Me miras, acusas y me condenas. Dices que no
te quise en realidad, que solo al principio supe hacerlo, que al final te
abandoné. No me culpes si el amor primero huyó y se cansaron las palabras y se
agotaron los besos. No me culpes si la piel se acostumbró, si las palabras se
repitieron, si los labios dejaron de probar sabores nuevos.
Juzgas y me condenas. Apelo a tu memoria. Recuerda.
Te di lo que tenía: el primer impulso al verte, la nueva pasión al conocerte,
el deseo de tocarte el corazón una y otra vez.
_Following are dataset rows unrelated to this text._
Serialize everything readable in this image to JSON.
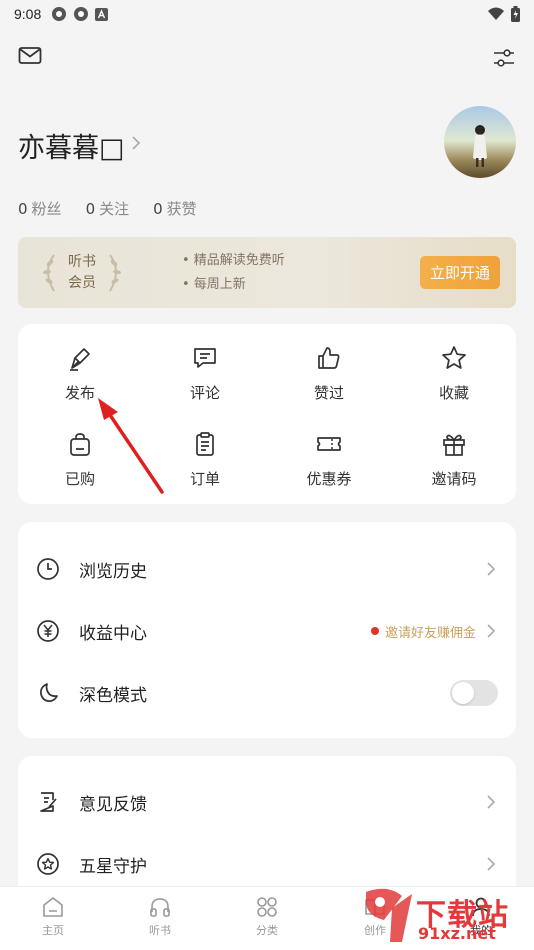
{
  "status_bar": {
    "time": "9:08"
  },
  "profile": {
    "name": "亦暮暮□"
  },
  "stats": [
    {
      "value": "0",
      "label": "粉丝"
    },
    {
      "value": "0",
      "label": "关注"
    },
    {
      "value": "0",
      "label": "获赞"
    }
  ],
  "vip": {
    "badge_line1": "听书",
    "badge_line2": "会员",
    "perk1": "• 精品解读免费听",
    "perk2": "• 每周上新",
    "button": "立即开通"
  },
  "grid": [
    {
      "label": "发布",
      "icon": "pen-icon"
    },
    {
      "label": "评论",
      "icon": "comment-icon"
    },
    {
      "label": "赞过",
      "icon": "thumbs-up-icon"
    },
    {
      "label": "收藏",
      "icon": "star-icon"
    },
    {
      "label": "已购",
      "icon": "bag-icon"
    },
    {
      "label": "订单",
      "icon": "clipboard-icon"
    },
    {
      "label": "优惠券",
      "icon": "ticket-icon"
    },
    {
      "label": "邀请码",
      "icon": "gift-icon"
    }
  ],
  "menu1": {
    "history": "浏览历史",
    "earnings": "收益中心",
    "earnings_promo": "邀请好友赚佣金",
    "dark_mode": "深色模式",
    "dark_mode_on": false
  },
  "menu2": {
    "feedback": "意见反馈",
    "five_star": "五星守护"
  },
  "tabs": [
    {
      "label": "主页",
      "icon": "home-icon"
    },
    {
      "label": "听书",
      "icon": "headphones-icon"
    },
    {
      "label": "分类",
      "icon": "category-icon"
    },
    {
      "label": "创作",
      "icon": "book-icon"
    },
    {
      "label": "我的",
      "icon": "user-icon"
    }
  ],
  "watermark": {
    "brand": "下载站",
    "domain": "91xz.net"
  },
  "colors": {
    "accent": "#f0a13a",
    "promo_text": "#c9a15f",
    "promo_dot": "#e0342a",
    "annotation_arrow": "#e02020"
  }
}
El mismo amor insistía; era el
mío, el que no sabía inventar otro; sólo hacer y darse siempre igual. Pasó de joven a viejo con las mismas palabras, las
únicas que conocía. No me culpes si no supe hallar otras nuevas.
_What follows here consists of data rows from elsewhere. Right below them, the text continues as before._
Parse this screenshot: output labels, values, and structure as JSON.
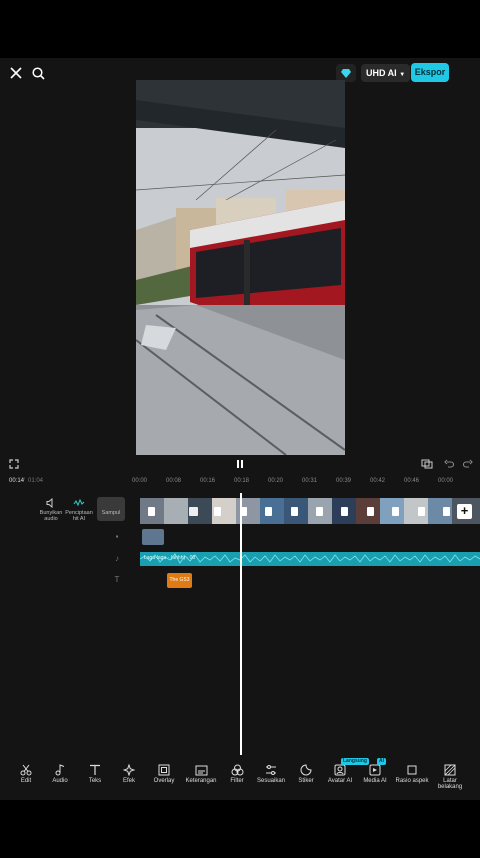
{
  "topbar": {
    "uhd_label": "UHD AI",
    "export_label": "Ekspor"
  },
  "timeline": {
    "current_time": "00:14",
    "total_time": "01:04",
    "ruler_ticks": [
      "00:00",
      "00:08",
      "00:16",
      "00:18",
      "00:20",
      "00:31",
      "00:39",
      "00:42",
      "00:46",
      "00:00"
    ],
    "side_buttons": {
      "audio_label": "Bunyikan audio",
      "ai_label": "Penciptaan hit AI",
      "cover_label": "Sampul"
    },
    "audio_clip_label": "Lagu-lagu · (ahhh) · 00",
    "text_clip_label": "The GS3"
  },
  "tools": [
    {
      "icon": "scissors-icon",
      "label": "Edit"
    },
    {
      "icon": "music-note-icon",
      "label": "Audio"
    },
    {
      "icon": "text-icon",
      "label": "Teks"
    },
    {
      "icon": "sparkle-icon",
      "label": "Efek"
    },
    {
      "icon": "overlay-icon",
      "label": "Overlay"
    },
    {
      "icon": "caption-icon",
      "label": "Keterangan"
    },
    {
      "icon": "filter-icon",
      "label": "Filter"
    },
    {
      "icon": "adjust-icon",
      "label": "Sesuaikan"
    },
    {
      "icon": "sticker-icon",
      "label": "Stiker"
    },
    {
      "icon": "avatar-icon",
      "label": "Avatar AI",
      "badge": "Langsung"
    },
    {
      "icon": "media-ai-icon",
      "label": "Media AI",
      "badge": "AI"
    },
    {
      "icon": "aspect-ratio-icon",
      "label": "Rasio aspek"
    },
    {
      "icon": "background-icon",
      "label": "Latar belakang"
    }
  ],
  "colors": {
    "accent": "#1fc9e6",
    "text_clip": "#e07b14",
    "audio_track": "#1a9fb0"
  }
}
Confieso mi ignorancia. No adiviné que tu deseo se anticipaba y pedía más, mudo e
impaciente. Nunca supe la eternidad de tus noches de espera, ni de tus lágrimas
al amanecer. No supe el esfuerzo que hiciste para entregarte a mí, a tu modo,
sin tiempo. No me culpes si no reconocí las señales que debía intuir. Mi mano
en tu espalda recorría el camino conocido, mientras tus ojos ya habían emprendido
otro distinto. Tu silencio me ganó y en él me perdí.
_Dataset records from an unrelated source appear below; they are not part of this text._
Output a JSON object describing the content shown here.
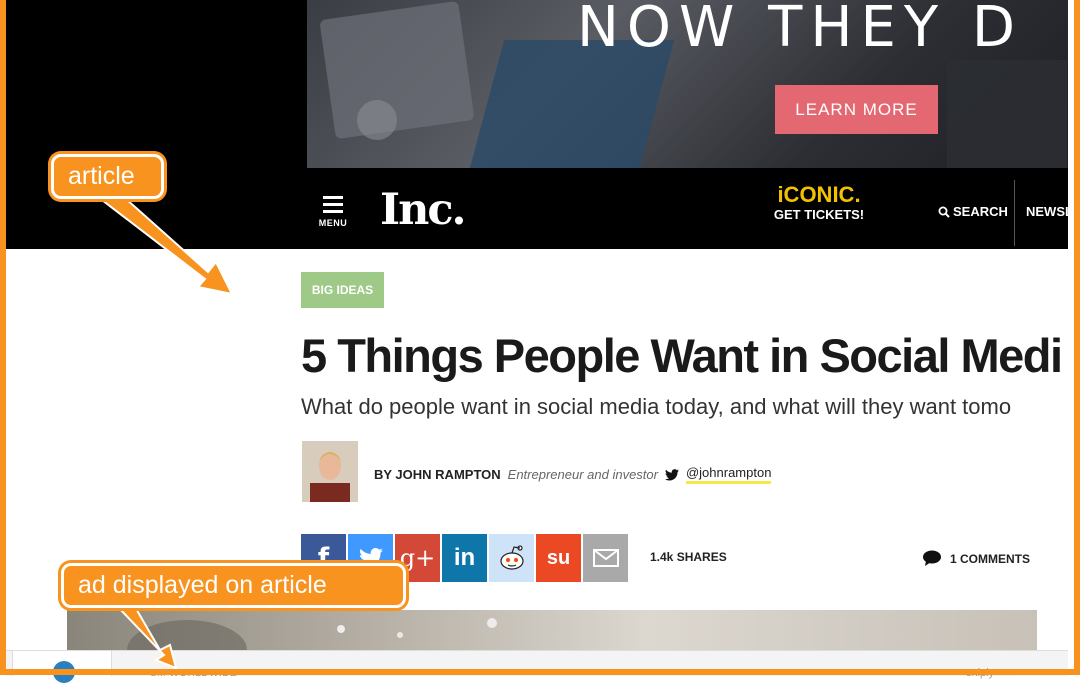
{
  "banner_ad": {
    "headline": "NOW THEY D",
    "cta_label": "LEARN MORE"
  },
  "site_header": {
    "menu_label": "MENU",
    "logo": "Inc.",
    "promo_title": "iCONIC.",
    "promo_subtitle": "GET TICKETS!",
    "search_label": "SEARCH",
    "newsletter_label": "NEWSL"
  },
  "article": {
    "category": "BIG IDEAS",
    "headline": "5 Things People Want in Social Medi",
    "subhead": "What do people want in social media today, and what will they want tomo",
    "author": {
      "name": "BY JOHN RAMPTON",
      "role": "Entrepreneur and investor",
      "twitter": "@johnrampton"
    },
    "share_buttons": [
      {
        "network": "facebook",
        "glyph": "f",
        "color": "#3b5998"
      },
      {
        "network": "twitter",
        "glyph": "t",
        "color": "#4099ff"
      },
      {
        "network": "google-plus",
        "glyph": "g+",
        "color": "#d34836"
      },
      {
        "network": "linkedin",
        "glyph": "in",
        "color": "#0e76a8"
      },
      {
        "network": "reddit",
        "glyph": "r",
        "color": "#cee3f8"
      },
      {
        "network": "stumbleupon",
        "glyph": "su",
        "color": "#eb4924"
      },
      {
        "network": "email",
        "glyph": "✉",
        "color": "#a9a9a9"
      }
    ],
    "shares_count": "1.4k SHARES",
    "comments_count": "1 COMMENTS"
  },
  "bottom_ad": {
    "sponsor": "SM WORLDWIDE",
    "brand": "sniply"
  },
  "callouts": {
    "article": "article",
    "ad": "ad displayed on article"
  }
}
¿Quién tiene la culpa? Al principio escribimos
compromisos sin tinta, pactos solemnes, claves privadas, obligaciones mutuas que dejamos de cumplir. Se van hacia el viento
al abrir la ventana y renovar el aire, al despedir cada día y abrazar la
noche. Tu mirada era un grito silencioso; mi ceguera fue infinita.
Los principios se borran y se olvidan, rehenes
de la costumbre y la prisa, de la desmemoria y el cansancio. Nuestro amor fue
como el de todos los que se someten a él: previsible, reconocible y vulgar,
como lo son todos los amores desde el principio de los tiempos. Pecado común.